They’re the three mascot musketeers, a trio of baseball-loving 20-somethings who go home every night from Cashman Field thankful for the powers of Febreze to knock down the pungent smell of sweat.
Of all the entertainment gigs in Sin City, donning a 25-pound costume to play an alien mascot for the Las Vegas 51s baseball team in 100-degree heat is not the most lucrative pursuit at 75 bucks per game.
But for the three amigos who play Cosmo at 51s games, it’s all about drawing a smile from the kid who wants a high-five or a hearty chortle from the older fan who gets a rubdown on his bald pate.
Your 51s mascot line-up: First-stringer Dusty Erickson, 25, of Henderson, who works pest control by day and plays Cosmo for 36 of the 51s’ 72 home games. He alternates with second-string Stephen White, 22, of Las Vegas, a Wells Fargo bank teller who is Cosmo for 30 games. Then, there’s third-stringer Jay Basile, 24, of Henderson, a personal banker for US Bank who suits up a half-dozen times a season.
Erickson is the tallest at 6 feet 3 inches, with a super-close buzz cut. White is about 6 feet tall with a faux mohawk. And Basile stands 5 feet 9 inches with classic banker hair.
“The season ticket-holders can tell when it’s the short Cosmo,” Erickson quipped.
They’re three very different looking guys playing one very funky-looking alien, a mascot who reminds people of the Jar Jar Binks character from Star Wars, or a “giant lobster with floppy ears,” as one pint-sized little girl said at a recent 51s game.
“Cosmo? He goofs around. He’s a prankster. He does what he wants, when he wants, where he wants because he’s the mascot,” Erickson said. “That’s the fun part. But he also has a gentler side. He has a good time taking pictures with kids, bringing joy to kids. Most kids smile.”
Indeed, Cosmo relishes goofing on the older fans. He’ll take their food from someone or sometimes massage the top of a hairless head.
“It’s fun messing with fans, players and umpires,” White said.
White, the only unmarried guy of the trio, said Cosmo also likes the ladies.
“It’s not cheating if it’s mascot sex,” he intones.
White did say that Cosmo draws the line at autographing breasts, an occasional request.
“We’re not allowed to sign skin, so no boobies,” he said.
But sometimes fans are not so loving toward Cosmo. The big puffy alien creature has been punched, kicked, speared, elbowed, tackled and dropkicked through the years, they said.
The current Cosmo outfit is only its second season, but Las Vegas’ furnace-blast summers take their toll.
The threesome employ healthy doses of Febreze to mitigate the costume’s powerful sweaty odors as well as an airing out an dry with a box fan.
At the end of each homestand the Cosmo gear gets dry-cleaned.
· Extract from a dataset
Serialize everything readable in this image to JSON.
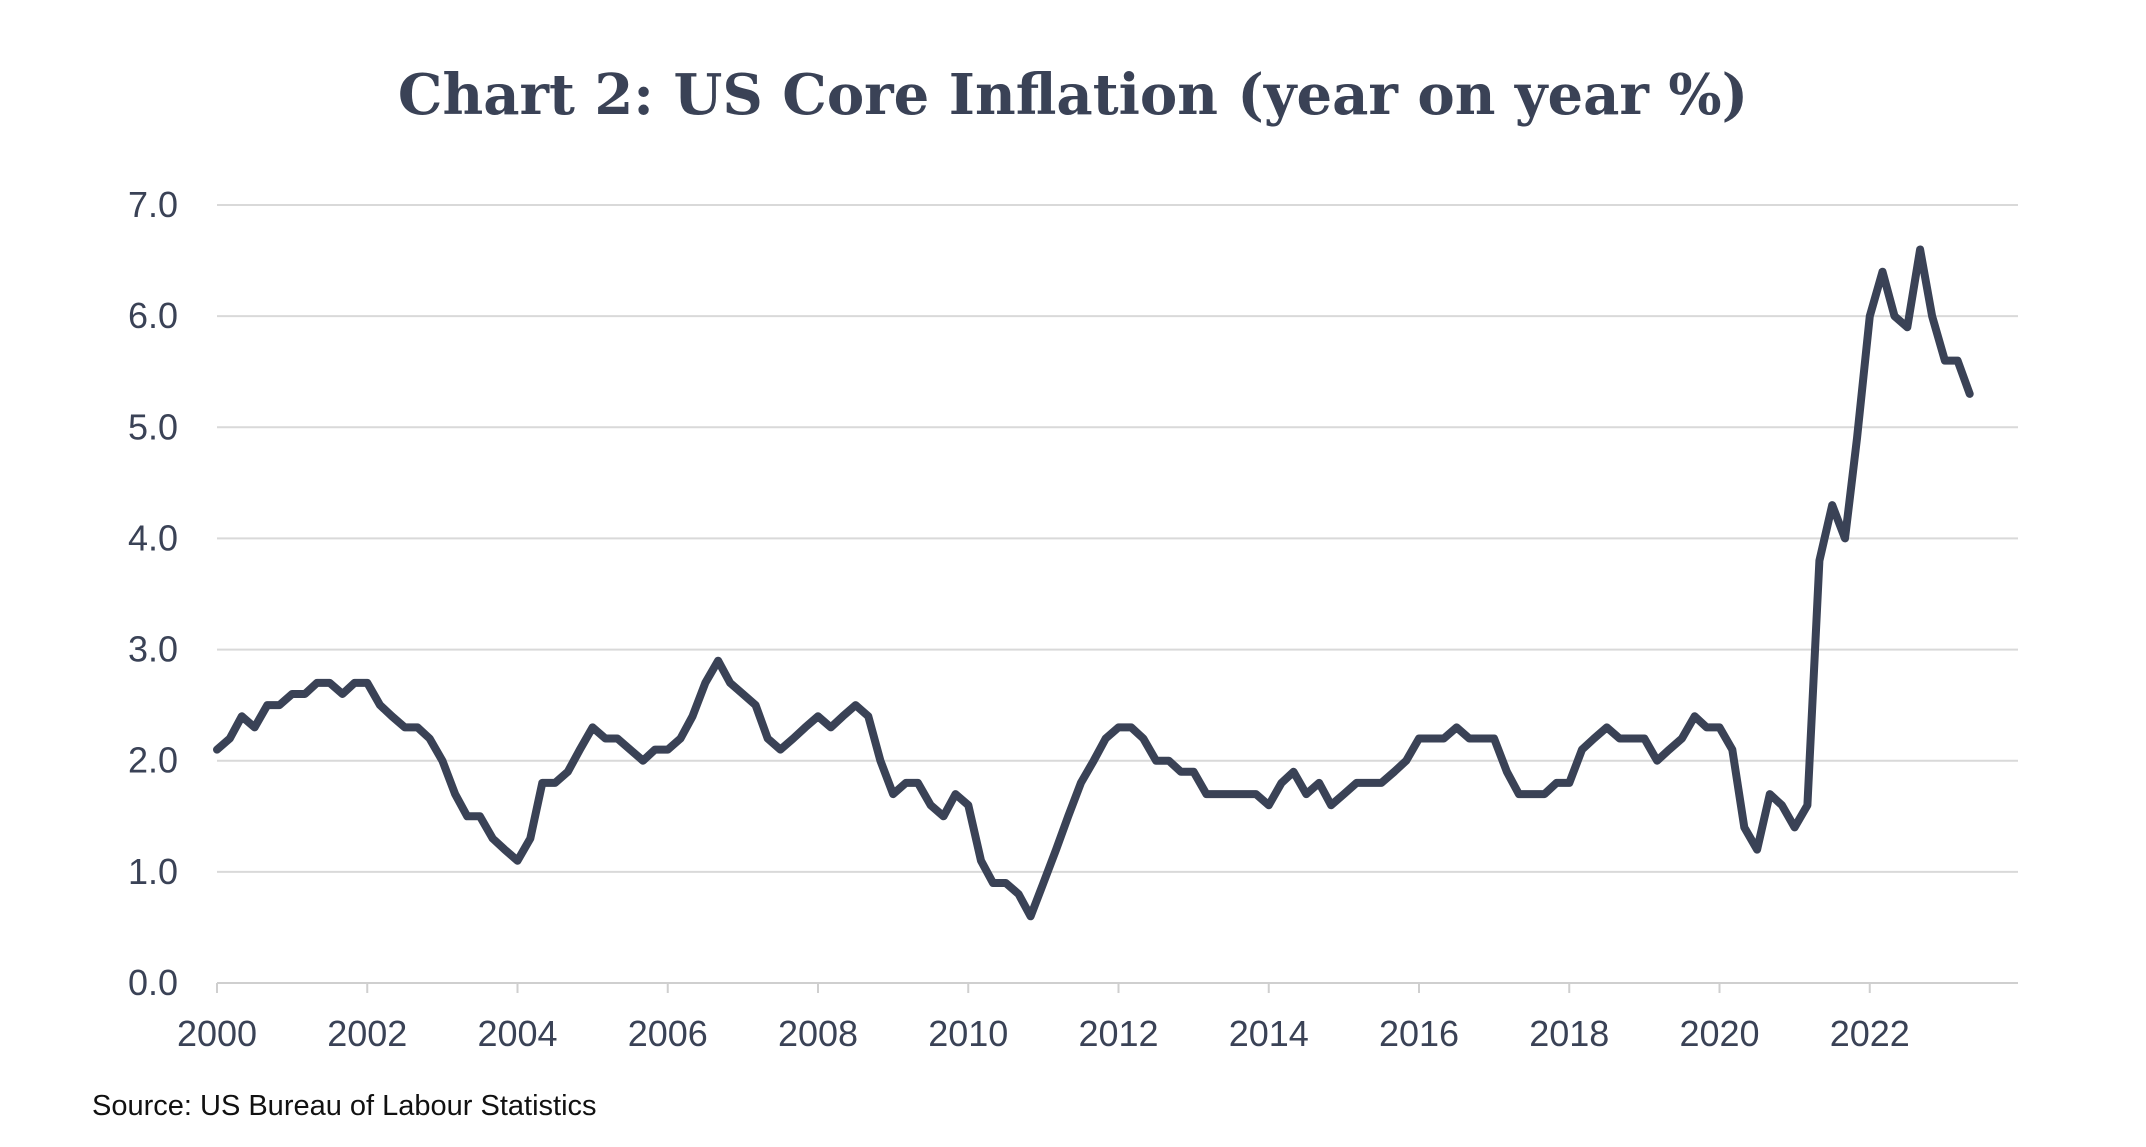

“We have to fumigate the costume after every homestand,” noted Don Logan, 51s executive vice president.
Mascots have a proud history in professional baseball with luminaries such as the San Diego Chicken, the Phillie Phanatic and Mr. Met. But the three guys playing Cosmo don’t aspire to the Big Leagues.
Basile is happy to stay in banking.
Erickson wants to pursue a police, fire or EMS career, while White is interested in law enforcement or corrections work, but wouldn’t say no to the right offer.
“If some Major League team offered me a mascot job for $100,000, I’d take it,” White said.
That won’t happen any time soon. Mascot jobs in The Show are hard to get and extremely competitive, said John Routh, a South Florida resident who played the Billy the Marlin mascot for the Miami Marlins from 1993-2002.
And the game is constantly changing. Routh said he’s noticed a mascot trend in Major League Baseball where the characters are spending less time on the playing field pulling off entertaining shticks in favor of visiting with fans in the stands.
“They’ve gotten away from mascot entertainment. Sadly, it has gone away,” said Routh, the executive director for the University of Miami Sports Hall of Fame.
Mascot life is different in the minors because the characters are usually played by part-time employees or full-time workers who play the mascot on the side, said Jason Franke, assistant general manager for sales and marketing for the Nashville Sounds of the Pacific Coast League.
Franke, who worked as the Elvee mascot from 1994-96 when the 51s were known as the Las Vegas Stars, said it’s unusual that three people would share mascot duties.
But the mascot-by-committee works well for the 51s because Erickson, White and Basile are content with their Cosmo work hours and get along well. The threesome also play Cosmo at off-stadium venues such as the Denny’s restaurant on Fremont Street, the Christmas Parade in Boulder City and Fourth of July activities in Summerlin.
“It’s a fun job. You come here, blow off steam after a day’s work,” White said. “And the pay gives us gas money.”